True. It my be of further interest that Clarios is owned by Brookfield Asset Management, a mega private equity firm, which is looking to spin it out in an IPO in classic private equity fashion--buy it and load it with the acquisition debt, spiff it up with some operating efficiencies and financial engineering, then sell it in the public market for a profit.
“The maker of Interstate Batteries is Brookfield Business Partners and Exide Technologies. The Interstate Battery System of America, Inc., a privately owned battery marketing and distribution company in the United States, markets these batteries.
There was a previous report that Johnson Controls is making 65% of Interstate Batteries. However, this is no longer true. Johnson Controls is not currently making these batteries. The company Brookfield and Exide Technologies has already taken over this job.”
Of perhaps further interest, Brookfield Business Partners is part of Brookfield Asset Management which markets and distributes Interstate batteries while Exide manufactures them as a separate entity. That puts Clarios and Excide partially under the same roof for the time being. Excide is now owned by another private equity firm, Atlas Holdings, who bought the company out of bankruptcy, this courtesy of Wikipedia:
"On May 19, 2020, Exide (and four subsidiaries) filed for Chapter 11 bankruptcy protection to facilitate the sale of its North American assets.[49] In July 2020, Exide sold its North American assets to Atlas Holdings.[50]
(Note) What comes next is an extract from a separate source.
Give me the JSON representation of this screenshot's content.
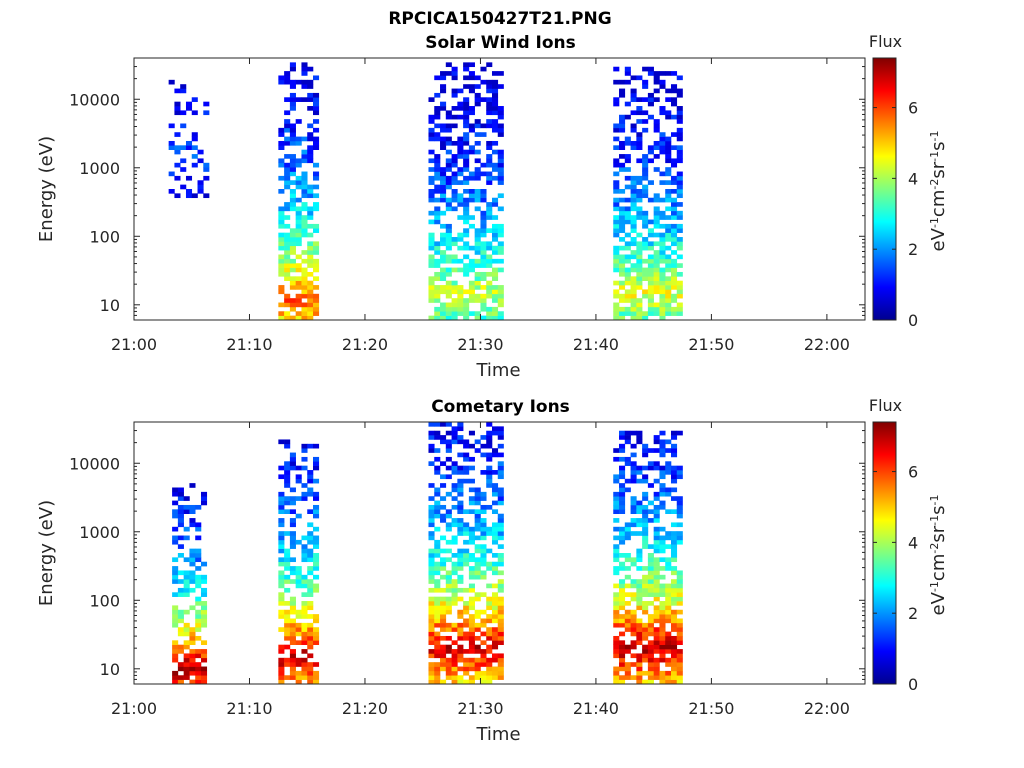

On August 25, 2020, Atlas Holdings launched standalone companies Stryten Manufacturing and Element Resources following its acquisition of substantially all the operating assets of the Americas business of Exide Technologies, LLC. The transaction completes a court-supervised sale process, pursuant to Section 363 of the U.S. Bankruptcy code. [51]"
Given all of this private equity musical chairs, loyalty to one of the involved brand names that happen to be printed on batteries is more or less worthless. Go with the current reviews, CR or whatever other reliable sources one can find. The rest is TMI of dubious value.